Les pays occidentaux possèdent une grande part de responsabilité dans ce constat peu enthousiasmant. Nos modes de production des biens manufacturés et des produits agricoles sont à l’origine d’un grand gaspillage. Aujourd’hui, selon l’ONU, 70% des ressources en eau existantes autour de la planète sont utilisées pour l’irrigation et 20% pour les besoins de l’industrie. La pression de confort généralisée par le mauvais exemple du mode de vie occidental banalise également le sentiment que l’eau est une ressource abondante pouvant être gaspillée sans conséquence.
« L’or bleu »… Les acteurs privés du secteur de l’énergie et de l’eau qualifient ainsi une ressource vitale devenue pour eux une source de profits. Appâtées par une raréfaction annoncée, les multinationales de l’eau, Véolia et Suez en tête, spéculent sur les besoins de base des populations. Elles génèrent ainsi des bénéfices indécents au prétexte de gérer les infrastructures d’approvisionnement en eau. En réalité, ici encore, c’est le paradigme du profit qui commande : la gestion de l’eau est devenue un business comme les autres. Les rouages bien rodés de la marchandisation tournent à plein régime, depuis le monopole technologique sur les outils d’assainissement jusqu’au matraquage publicitaire repeint en vert.

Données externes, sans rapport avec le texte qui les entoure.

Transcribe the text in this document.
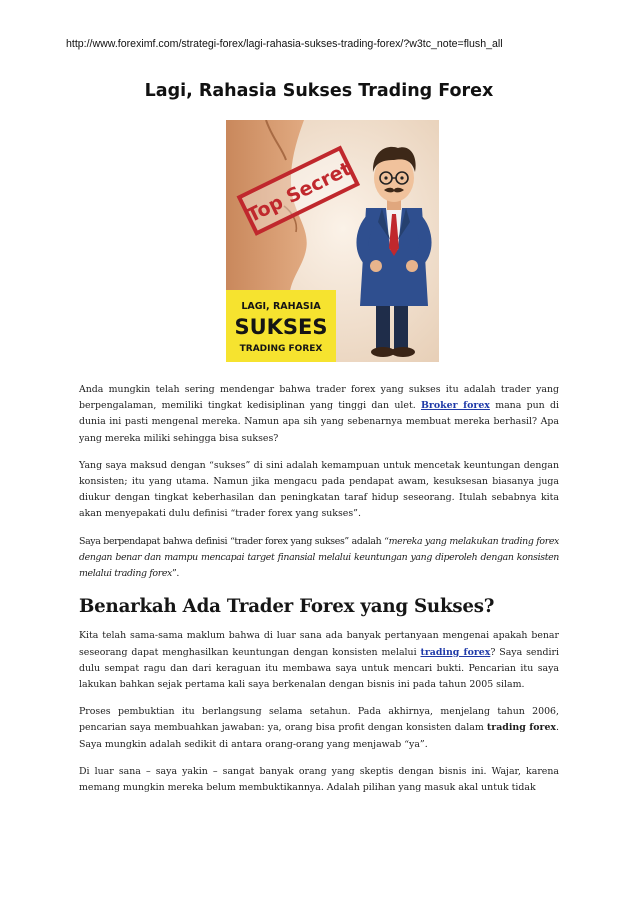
http://www.foreximf.com/strategi-forex/lagi-rahasia-sukses-trading-forex/?w3tc_note=flush_all
Lagi, Rahasia Sukses Trading Forex
Top Secret
LAGI, RAHASIA
SUKSES
TRADING FOREX

Anda mungkin telah sering mendengar bahwa trader forex yang sukses itu adalah trader yang berpengalaman, memiliki tingkat kedisiplinan yang tinggi dan ulet. Broker forex mana pun di dunia ini pasti mengenal mereka. Namun apa sih yang sebenarnya membuat mereka berhasil? Apa yang mereka miliki sehingga bisa sukses?

Yang saya maksud dengan “sukses” di sini adalah kemampuan untuk mencetak keuntungan dengan konsisten; itu yang utama. Namun jika mengacu pada pendapat awam, kesuksesan biasanya juga diukur dengan tingkat keberhasilan dan peningkatan taraf hidup seseorang. Itulah sebabnya kita akan menyepakati dulu definisi “trader forex yang sukses”.

Saya berpendapat bahwa definisi “trader forex yang sukses” adalah “mereka yang melakukan trading forex dengan benar dan mampu mencapai target finansial melalui keuntungan yang diperoleh dengan konsisten melalui trading forex”.

Benarkah Ada Trader Forex yang Sukses?

Kita telah sama-sama maklum bahwa di luar sana ada banyak pertanyaan mengenai apakah benar seseorang dapat menghasilkan keuntungan dengan konsisten melalui trading forex? Saya sendiri dulu sempat ragu dan dari keraguan itu membawa saya untuk mencari bukti. Pencarian itu saya lakukan bahkan sejak pertama kali saya berkenalan dengan bisnis ini pada tahun 2005 silam.

Proses pembuktian itu berlangsung selama setahun. Pada akhirnya, menjelang tahun 2006, pencarian saya membuahkan jawaban: ya, orang bisa profit dengan konsisten dalam trading forex. Saya mungkin adalah sedikit di antara orang-orang yang menjawab “ya”.

Di luar sana – saya yakin – sangat banyak orang yang skeptis dengan bisnis ini. Wajar, karena memang mungkin mereka belum membuktikannya. Adalah pilihan yang masuk akal untuk tidak
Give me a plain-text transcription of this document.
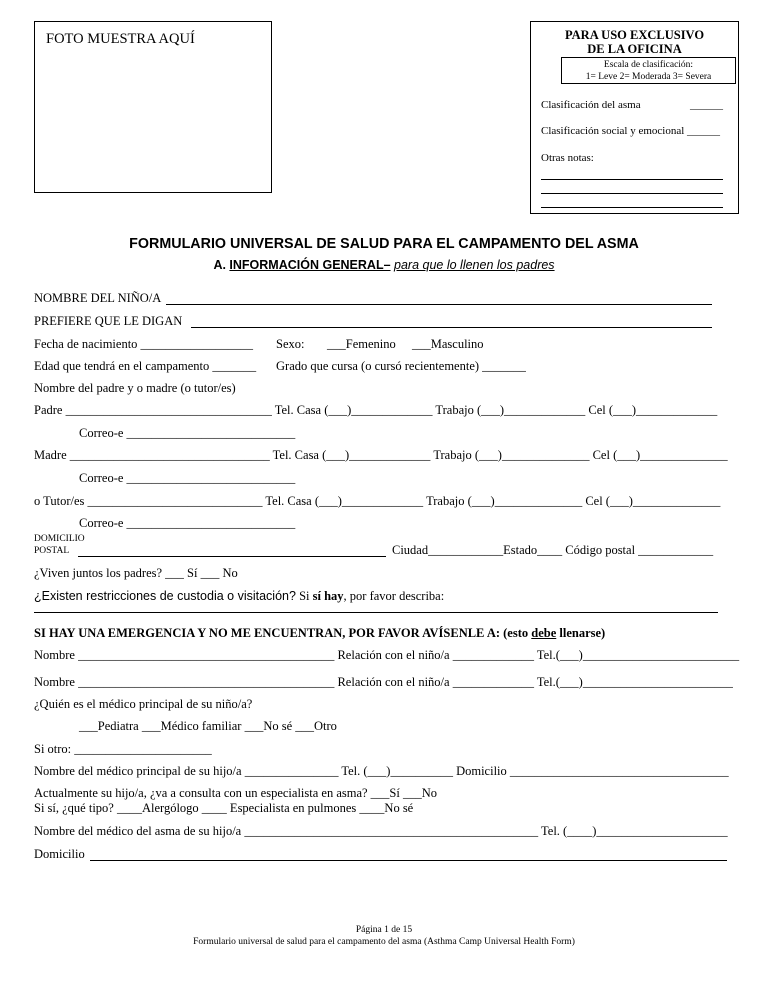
FOTO MUESTRA AQUÍ	PARA USO EXCLUSIVO
DE LA OFICINA
Escala de clasificación:
1= Leve 2= Moderada 3= Severa
Clasificación del asma	______
Clasificación social y emocional ______
Otras notas:
FORMULARIO UNIVERSAL DE SALUD PARA EL CAMPAMENTO DEL ASMA
A. INFORMACIÓN GENERAL– para que lo llenen los padres
NOMBRE DEL NIÑO/A
PREFIERE QUE LE DIGAN
Fecha de nacimiento __________________ Sexo: ___Femenino ___Masculino
Edad que tendrá en el campamento _______ Grado que cursa (o cursó recientemente) _______
Nombre del padre y o madre (o tutor/es)
Padre _________________________________ Tel. Casa (___)_____________ Trabajo (___)_____________ Cel (___)_____________
Correo-e ___________________________
Madre ________________________________ Tel. Casa (___)_____________ Trabajo (___)______________ Cel (___)______________
Correo-e ___________________________
o Tutor/es ____________________________ Tel. Casa (___)_____________ Trabajo (___)______________ Cel (___)______________
Correo-e ___________________________
DOMICILIO
POSTAL	Ciudad____________Estado____ Código postal ____________
¿Viven juntos los padres? ___ Sí ___ No
¿Existen restricciones de custodia o visitación? Si sí hay, por favor describa:
SI HAY UNA EMERGENCIA Y NO ME ENCUENTRAN, POR FAVOR AVÍSENLE A: (esto debe llenarse)
Nombre _________________________________________ Relación con el niño/a _____________ Tel.(___)_________________________
Nombre _________________________________________ Relación con el niño/a _____________ Tel.(___)________________________
¿Quién es el médico principal de su niño/a?
___Pediatra ___Médico familiar ___No sé ___Otro
Si otro: ______________________
Nombre del médico principal de su hijo/a _______________ Tel. (___)__________ Domicilio ___________________________________
Actualmente su hijo/a, ¿va a consulta con un especialista en asma? ___Sí ___No
Si sí, ¿qué tipo? ____Alergólogo ____ Especialista en pulmones ____No sé
Nombre del médico del asma de su hijo/a _______________________________________________ Tel. (____)_____________________
Domicilio
Página 1 de 15
Formulario universal de salud para el campamento del asma (Asthma Camp Universal Health Form)
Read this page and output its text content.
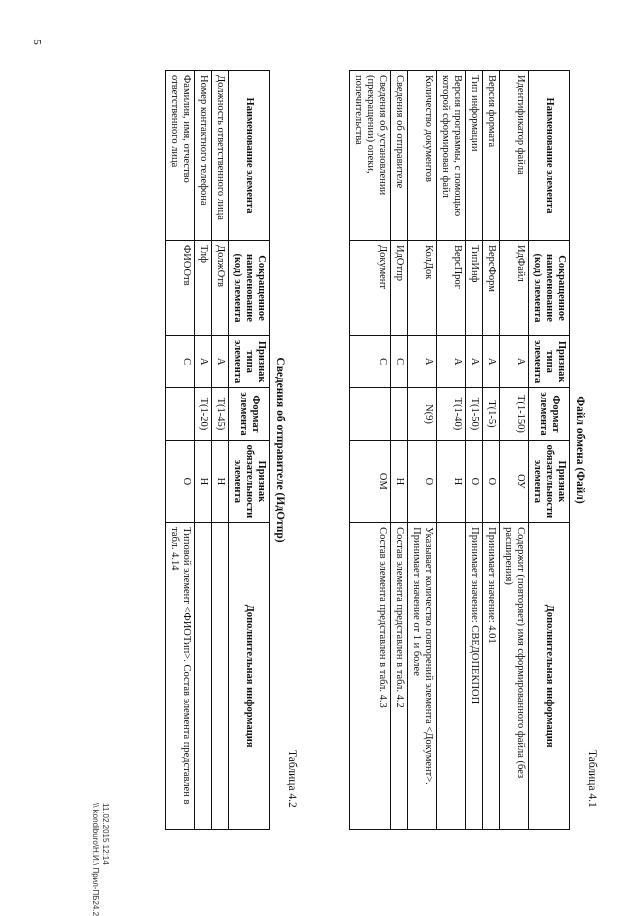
5
11.02.2015 12:14
\\ kondiburo\Н.И.\ Прил-ПБ24.2
Таблица 4.1
Файл обмена (Файл)
Наименование элемента	Сокращенное наименование (код) элемента	Признак типа элемента	Формат элемента	Признак обязательности элемента	Дополнительная информация
Идентификатор файла	ИдФайл	А	Т(1-150)	ОУ	Содержит (повторяет) имя сформированного файла (без расширения)
Версия формата	ВерсФорм	А	Т(1-5)	О	Принимает значение: 4.01
Тип информации	ТипИнф	А	Т(1-50)	О	Принимает значение: СВЕДОПЕКПОП
Версия программы, с помощью которой сформирован файл	ВерсПрог	А	Т(1-40)	Н	
Количество документов	КолДок	А	N(9)	О	Указывает количество повторений элемента <Документ>. Принимает значение от 1 и более
Сведения об отправителе	ИдОтпр	С		Н	Состав элемента представлен в табл. 4.2
Сведения об установлении (прекращении) опеки, попечительства	Документ	С		ОМ	Состав элемента представлен в табл. 4.3
Таблица 4.2
Сведения об отправителе (ИдОтпр)
Наименование элемента	Сокращенное наименование (код) элемента	Признак типа элемента	Формат элемента	Признак обязательности элемента	Дополнительная информация
Должность ответственного лица	ДолжОтв	А	Т(1-45)	Н	
Номер контактного телефона	Тлф	А	Т(1-20)	Н	
Фамилия, имя, отчество ответственного лица	ФИООтв	С		О	Типовой элемент <ФИОТип>. Состав элемента представлен в табл. 4.14
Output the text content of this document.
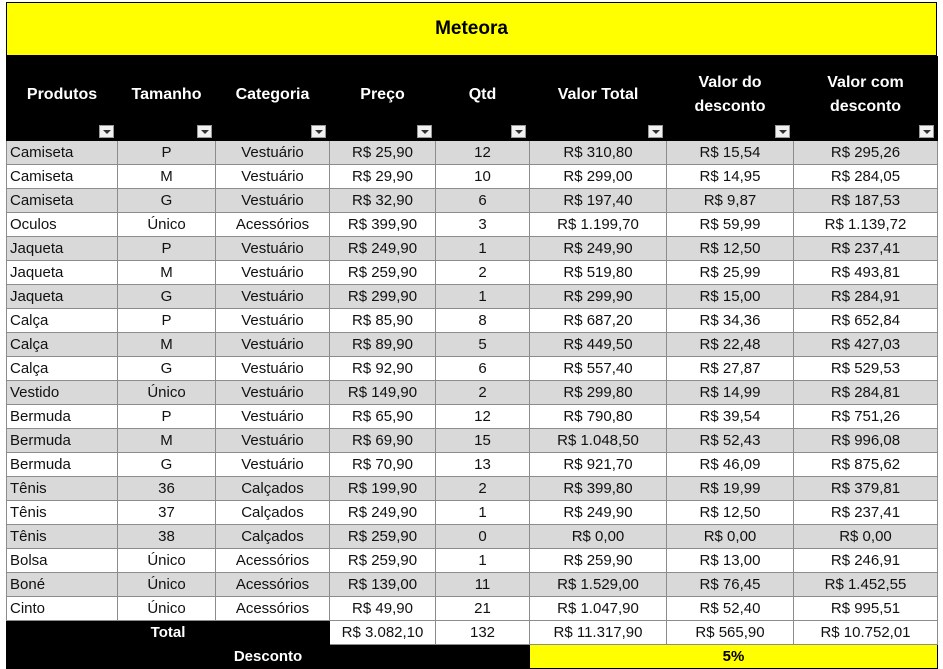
Meteora
Produtos	Tamanho	Categoria	Preço	Qtd	Valor Total	Valor do desconto	Valor com desconto

Camiseta	P	Vestuário	R$ 25,90	12	R$ 310,80	R$ 15,54	R$ 295,26
Camiseta	M	Vestuário	R$ 29,90	10	R$ 299,00	R$ 14,95	R$ 284,05
Camiseta	G	Vestuário	R$ 32,90	6	R$ 197,40	R$ 9,87	R$ 187,53
Oculos	Único	Acessórios	R$ 399,90	3	R$ 1.199,70	R$ 59,99	R$ 1.139,72
Jaqueta	P	Vestuário	R$ 249,90	1	R$ 249,90	R$ 12,50	R$ 237,41
Jaqueta	M	Vestuário	R$ 259,90	2	R$ 519,80	R$ 25,99	R$ 493,81
Jaqueta	G	Vestuário	R$ 299,90	1	R$ 299,90	R$ 15,00	R$ 284,91
Calça	P	Vestuário	R$ 85,90	8	R$ 687,20	R$ 34,36	R$ 652,84
Calça	M	Vestuário	R$ 89,90	5	R$ 449,50	R$ 22,48	R$ 427,03
Calça	G	Vestuário	R$ 92,90	6	R$ 557,40	R$ 27,87	R$ 529,53
Vestido	Único	Vestuário	R$ 149,90	2	R$ 299,80	R$ 14,99	R$ 284,81
Bermuda	P	Vestuário	R$ 65,90	12	R$ 790,80	R$ 39,54	R$ 751,26
Bermuda	M	Vestuário	R$ 69,90	15	R$ 1.048,50	R$ 52,43	R$ 996,08
Bermuda	G	Vestuário	R$ 70,90	13	R$ 921,70	R$ 46,09	R$ 875,62
Tênis	36	Calçados	R$ 199,90	2	R$ 399,80	R$ 19,99	R$ 379,81
Tênis	37	Calçados	R$ 249,90	1	R$ 249,90	R$ 12,50	R$ 237,41
Tênis	38	Calçados	R$ 259,90	0	R$ 0,00	R$ 0,00	R$ 0,00
Bolsa	Único	Acessórios	R$ 259,90	1	R$ 259,90	R$ 13,00	R$ 246,91
Boné	Único	Acessórios	R$ 139,00	11	R$ 1.529,00	R$ 76,45	R$ 1.452,55
Cinto	Único	Acessórios	R$ 49,90	21	R$ 1.047,90	R$ 52,40	R$ 995,51
Total			R$ 3.082,10	132	R$ 11.317,90	R$ 565,90	R$ 10.752,01
Desconto					5%		
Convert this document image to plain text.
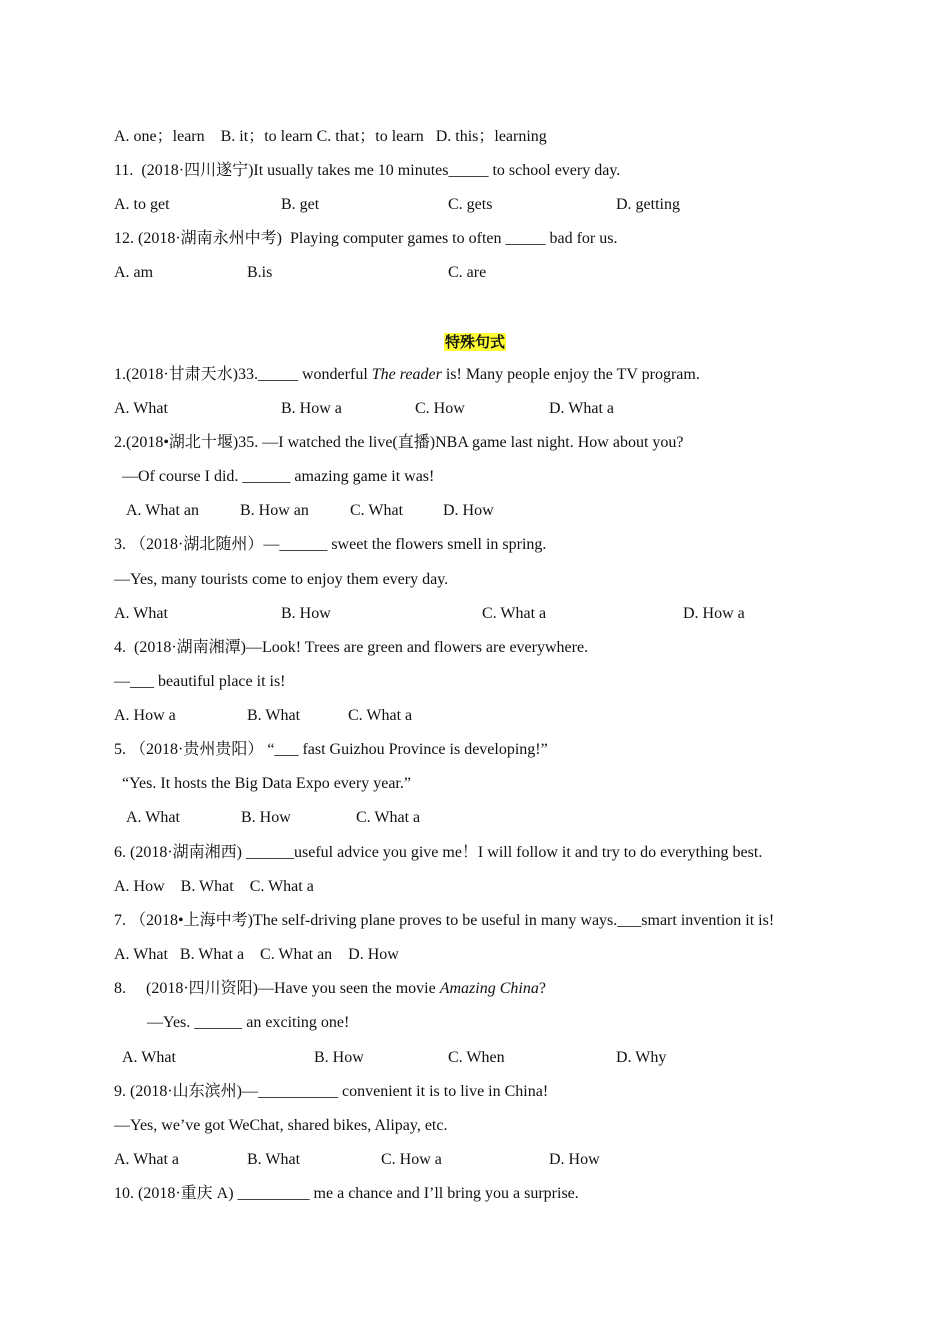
A. one；learn    B. it；to learn C. that；to learn   D. this；learning
11.  (2018·四川遂宁)It usually takes me 10 minutes_____ to school every day.

A. to get

	B. get

	C. gets

	D. getting

12. (2018·湖南永州中考)  Playing computer games to often _____ bad for us.

A. am

	B.is

	C. are

特殊句式
1.(2018·甘肃天水)33._____ wonderful The reader is! Many people enjoy the TV program.

A. What

	B. How a

	C. How

	D. What a

2.(2018•湖北十堰)35. —I watched the live(直播)NBA game last night. How about you?
—Of course I did. ______ amazing game it was!

A. What an

	B. How an

	C. What

D. How

3. （2018·湖北随州）—______ sweet the flowers smell in spring.
—Yes, many tourists come to enjoy them every day.

A. What

	B. How

	C. What a

	D. How a

4.  (2018·湖南湘潭)—Look! Trees are green and flowers are everywhere.
—___ beautiful place it is!

A. How a

	B. What

	C. What a

5. （2018·贵州贵阳） “___ fast Guizhou Province is developing!”
“Yes. It hosts the Big Data Expo every year.”

A. What

	B. How

	C. What a

6. (2018·湖南湘西) ______useful advice you give me！I will follow it and try to do everything best.
A. How    B. What    C. What a
7. （2018•上海中考)The self-driving plane proves to be useful in many ways.___smart invention it is!
A. What   B. What a    C. What an    D. How
8.     (2018·四川资阳)—Have you seen the movie Amazing China?
—Yes. ______ an exciting one!

A. What

	B. How

	C. When

	D. Why

9. (2018·山东滨州)—__________ convenient it is to live in China!
—Yes, we’ve got WeChat, shared bikes, Alipay, etc.

A. What a

	B. What

	C. How a

	D. How

10. (2018·重庆 A) _________ me a chance and I’ll bring you a surprise.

Dans ce contexte, nous regrettons que le 6ème Forum Mondial de l’Eau ne soit que le porte-étendard des intérêts privés des multinationales. Le Conseil Mondial de l’eau, organisateur de l’événement, ne possède aucune légitimité : uniquement composé de dirigeants d’entreprises privées, il ne laisse une place ni aux représentants des citoyens ni aux acteurs associatifs et humanitaires. À titre de démonstration, le président du CME, Loïc Fauchon, est également PDG du « Groupe des eaux de Marseille », filiale privée de Véolia. Avec l’appui des gouvernements occidentaux, dont la France, des organisations financières internationales et des agences de l’ONU, cette grand marché de l’eau tentera vainement de déguiser les potentiels bénéfices économiques de quelques uns en préoccupations d’intérêt général.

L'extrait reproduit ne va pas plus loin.